各例の液体洗浄剤組成物に代えて比較例1の液体洗浄剤組成物を用いた他は同様にして、洗濯し乾燥させた評価布(黒Tシャツ、あるいはEMPA277)を基準評価布とした。
【0151】
・評価布(黒Tシャツ):GUソフトコットンクルーネックT(長袖)品番336119。
・評価布(EMPA277):Swissatest社より購入、Cotton Jeans fabric with Indigo dyeing。
・洗濯条件:東芝縦型洗濯機NA-VX7600L、洗浄10分、ためすすぎ2回、脱水6分。
【0152】
[採点基準]
専門パネラー10人が、シェッフェの一対比較法により、液体洗浄剤組成物で洗濯した各例の評価布と基準品評価布との一対比較を行い、下記採点基準に従って採点した。
各例の評価布と基準評価布とを比較して「色褪せのなさ」にはっきりと差がある場合、色褪せがない方の評価布に+2点、ある方の評価布に-2点を与える。
各例の評価布と基準評価布とを比較して「色褪せのなさ」にやや差がある場合、色褪せがややない方の評価布に+1点、ややある方の評価布に-1点を与える。
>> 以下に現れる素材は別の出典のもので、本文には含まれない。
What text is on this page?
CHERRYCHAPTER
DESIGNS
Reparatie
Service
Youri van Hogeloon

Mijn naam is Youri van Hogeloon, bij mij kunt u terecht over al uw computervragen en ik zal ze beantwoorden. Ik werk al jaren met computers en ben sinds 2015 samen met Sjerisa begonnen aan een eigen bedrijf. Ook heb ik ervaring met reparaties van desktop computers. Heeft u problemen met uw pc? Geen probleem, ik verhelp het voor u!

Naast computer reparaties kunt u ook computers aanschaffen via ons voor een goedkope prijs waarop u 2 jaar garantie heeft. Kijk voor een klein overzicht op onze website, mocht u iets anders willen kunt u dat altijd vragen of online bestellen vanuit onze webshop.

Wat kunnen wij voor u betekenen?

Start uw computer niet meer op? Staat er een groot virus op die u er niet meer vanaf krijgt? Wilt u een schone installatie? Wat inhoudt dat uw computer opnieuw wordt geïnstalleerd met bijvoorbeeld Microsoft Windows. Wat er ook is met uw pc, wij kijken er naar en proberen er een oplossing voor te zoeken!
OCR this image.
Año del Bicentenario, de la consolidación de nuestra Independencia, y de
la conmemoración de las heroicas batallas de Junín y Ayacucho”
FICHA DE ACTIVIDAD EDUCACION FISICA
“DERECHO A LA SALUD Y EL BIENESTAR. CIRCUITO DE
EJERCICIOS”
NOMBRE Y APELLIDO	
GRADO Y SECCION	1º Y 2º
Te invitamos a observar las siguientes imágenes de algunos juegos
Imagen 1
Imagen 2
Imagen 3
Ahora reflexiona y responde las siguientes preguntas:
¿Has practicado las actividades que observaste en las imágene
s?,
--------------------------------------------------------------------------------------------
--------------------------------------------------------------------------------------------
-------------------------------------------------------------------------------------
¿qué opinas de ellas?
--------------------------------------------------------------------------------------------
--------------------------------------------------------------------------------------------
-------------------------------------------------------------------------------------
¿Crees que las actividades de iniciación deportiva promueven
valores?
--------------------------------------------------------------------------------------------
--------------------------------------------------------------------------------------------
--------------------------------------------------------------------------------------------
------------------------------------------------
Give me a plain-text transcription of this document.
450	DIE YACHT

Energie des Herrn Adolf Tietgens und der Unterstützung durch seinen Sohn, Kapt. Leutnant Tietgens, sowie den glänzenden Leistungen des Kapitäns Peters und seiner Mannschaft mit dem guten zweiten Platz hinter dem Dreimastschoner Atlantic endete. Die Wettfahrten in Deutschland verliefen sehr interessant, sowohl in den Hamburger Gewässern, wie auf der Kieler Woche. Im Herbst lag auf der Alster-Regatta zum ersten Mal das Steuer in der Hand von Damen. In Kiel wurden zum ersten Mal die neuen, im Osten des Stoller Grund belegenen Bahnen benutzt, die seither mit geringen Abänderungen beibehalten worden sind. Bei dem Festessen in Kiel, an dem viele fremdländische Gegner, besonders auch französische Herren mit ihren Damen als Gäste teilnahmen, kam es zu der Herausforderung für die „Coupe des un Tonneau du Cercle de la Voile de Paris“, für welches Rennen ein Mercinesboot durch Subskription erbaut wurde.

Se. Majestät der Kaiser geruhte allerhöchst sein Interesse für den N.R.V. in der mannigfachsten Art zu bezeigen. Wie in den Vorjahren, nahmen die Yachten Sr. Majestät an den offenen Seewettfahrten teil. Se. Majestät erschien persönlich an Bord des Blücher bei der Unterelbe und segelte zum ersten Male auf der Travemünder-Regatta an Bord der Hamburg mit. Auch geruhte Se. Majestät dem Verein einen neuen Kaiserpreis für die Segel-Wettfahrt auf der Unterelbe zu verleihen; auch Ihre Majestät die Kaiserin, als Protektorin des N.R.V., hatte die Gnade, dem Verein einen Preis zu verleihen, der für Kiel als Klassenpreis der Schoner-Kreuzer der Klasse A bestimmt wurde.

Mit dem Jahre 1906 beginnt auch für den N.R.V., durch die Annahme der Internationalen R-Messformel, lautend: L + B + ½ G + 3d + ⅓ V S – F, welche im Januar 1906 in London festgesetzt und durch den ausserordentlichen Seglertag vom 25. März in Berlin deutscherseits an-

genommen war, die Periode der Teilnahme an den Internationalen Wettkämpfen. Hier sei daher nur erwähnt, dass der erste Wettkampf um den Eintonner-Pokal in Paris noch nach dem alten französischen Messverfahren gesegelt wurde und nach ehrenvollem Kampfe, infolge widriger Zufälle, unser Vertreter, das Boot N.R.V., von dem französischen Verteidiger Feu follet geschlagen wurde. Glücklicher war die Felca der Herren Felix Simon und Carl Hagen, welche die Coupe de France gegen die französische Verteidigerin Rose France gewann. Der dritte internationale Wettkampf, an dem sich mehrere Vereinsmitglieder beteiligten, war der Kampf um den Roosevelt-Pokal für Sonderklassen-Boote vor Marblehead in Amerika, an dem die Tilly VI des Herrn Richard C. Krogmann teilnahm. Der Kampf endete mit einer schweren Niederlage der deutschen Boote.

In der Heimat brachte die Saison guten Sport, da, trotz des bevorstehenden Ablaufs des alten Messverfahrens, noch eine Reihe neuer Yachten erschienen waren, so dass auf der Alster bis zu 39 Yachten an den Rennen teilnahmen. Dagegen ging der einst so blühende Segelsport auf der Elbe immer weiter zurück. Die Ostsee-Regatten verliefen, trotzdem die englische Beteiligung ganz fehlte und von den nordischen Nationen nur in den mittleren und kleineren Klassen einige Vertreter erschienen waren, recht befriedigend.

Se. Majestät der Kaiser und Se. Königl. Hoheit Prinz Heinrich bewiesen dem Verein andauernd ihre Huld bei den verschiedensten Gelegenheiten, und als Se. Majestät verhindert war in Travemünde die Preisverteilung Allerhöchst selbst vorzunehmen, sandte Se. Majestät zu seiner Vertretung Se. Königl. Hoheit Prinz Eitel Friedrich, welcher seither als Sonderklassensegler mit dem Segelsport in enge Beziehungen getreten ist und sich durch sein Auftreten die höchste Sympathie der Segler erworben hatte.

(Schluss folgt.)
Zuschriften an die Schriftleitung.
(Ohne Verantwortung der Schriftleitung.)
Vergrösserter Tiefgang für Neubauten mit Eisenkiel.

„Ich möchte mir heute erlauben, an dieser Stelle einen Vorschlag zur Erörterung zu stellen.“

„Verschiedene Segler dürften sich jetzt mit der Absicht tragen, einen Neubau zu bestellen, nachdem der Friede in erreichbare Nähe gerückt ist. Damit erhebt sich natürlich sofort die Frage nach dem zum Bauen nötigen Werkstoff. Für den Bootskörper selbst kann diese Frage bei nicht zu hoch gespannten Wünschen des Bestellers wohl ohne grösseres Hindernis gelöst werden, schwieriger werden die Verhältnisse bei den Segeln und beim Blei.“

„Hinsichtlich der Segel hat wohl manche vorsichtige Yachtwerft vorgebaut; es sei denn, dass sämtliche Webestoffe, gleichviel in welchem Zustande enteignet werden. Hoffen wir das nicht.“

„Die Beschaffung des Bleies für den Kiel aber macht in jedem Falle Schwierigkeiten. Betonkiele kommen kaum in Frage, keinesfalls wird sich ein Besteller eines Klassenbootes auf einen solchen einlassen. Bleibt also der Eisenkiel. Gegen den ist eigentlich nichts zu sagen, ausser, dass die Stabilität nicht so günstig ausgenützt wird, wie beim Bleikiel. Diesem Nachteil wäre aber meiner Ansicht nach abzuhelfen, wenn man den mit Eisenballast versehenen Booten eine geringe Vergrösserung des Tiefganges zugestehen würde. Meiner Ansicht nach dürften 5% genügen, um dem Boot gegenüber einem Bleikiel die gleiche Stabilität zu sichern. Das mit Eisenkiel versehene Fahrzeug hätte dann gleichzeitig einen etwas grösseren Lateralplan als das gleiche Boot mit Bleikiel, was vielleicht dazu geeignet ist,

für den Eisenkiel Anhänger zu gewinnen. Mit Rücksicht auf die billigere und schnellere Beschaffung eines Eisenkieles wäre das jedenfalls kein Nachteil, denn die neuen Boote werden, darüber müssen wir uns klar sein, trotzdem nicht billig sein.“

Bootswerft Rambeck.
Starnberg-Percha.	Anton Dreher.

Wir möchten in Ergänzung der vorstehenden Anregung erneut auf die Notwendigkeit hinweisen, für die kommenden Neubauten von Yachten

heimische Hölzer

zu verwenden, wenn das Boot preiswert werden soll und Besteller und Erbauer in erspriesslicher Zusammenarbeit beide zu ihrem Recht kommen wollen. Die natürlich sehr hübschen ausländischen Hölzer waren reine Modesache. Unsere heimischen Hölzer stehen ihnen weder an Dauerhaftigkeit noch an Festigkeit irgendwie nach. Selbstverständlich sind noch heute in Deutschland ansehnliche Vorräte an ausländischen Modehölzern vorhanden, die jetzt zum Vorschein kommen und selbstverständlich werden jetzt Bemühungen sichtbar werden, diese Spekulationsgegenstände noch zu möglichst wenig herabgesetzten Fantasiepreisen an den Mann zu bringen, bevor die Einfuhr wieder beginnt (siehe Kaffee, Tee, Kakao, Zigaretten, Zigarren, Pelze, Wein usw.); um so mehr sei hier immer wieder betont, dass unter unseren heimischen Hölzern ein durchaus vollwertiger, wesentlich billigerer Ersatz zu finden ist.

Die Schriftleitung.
各例の評価布と基準評価布とを比較して「色褪せのなさ」に差が認められない場合、両者に0点を与える。
【0153】
[評価基準]
専門パネラー10人の採点の合計点を求め、下記評価基準に基づいて、各例の色褪せ抑制効果を評価した。
◎:10人の合計点が10~20点であった。
○:10人の合計点が6~9点であった。
△:10人の合計点が1~5点であった。
×:10人の合計点が0点以下であった。
【0154】
<低温安定性評価試験>
ガラス容器(PS11瓶)に各例の液体洗浄剤組成物を充填・密閉し、-5℃で1か月静置保存した。保存後の液体洗浄剤組成物の外観を目視で確認し、下記評価基準に従って評価した。結果を表1~3に示す。
【0155】
[評価基準]
〇:析出・沈殿や相分離、流動性の悪化がない
△:析出・沈殿や相分離、流動性の悪化がわずかに認められる
×:顕著に析出・沈殿や相分離、流動性の悪化がある
【0156】
【0157】
【0158】
【0159】
【0160】
表1、2に示すように、実施例の液体洗浄剤組成物は、色褪せ抑制効果に優れ、実用上問題のない低温安定性が得られた。これに対して、表3に示すように、比較例の液体洗浄剤組成物は、色褪せ抑制効果と低温安定性の何れかで劣っていた。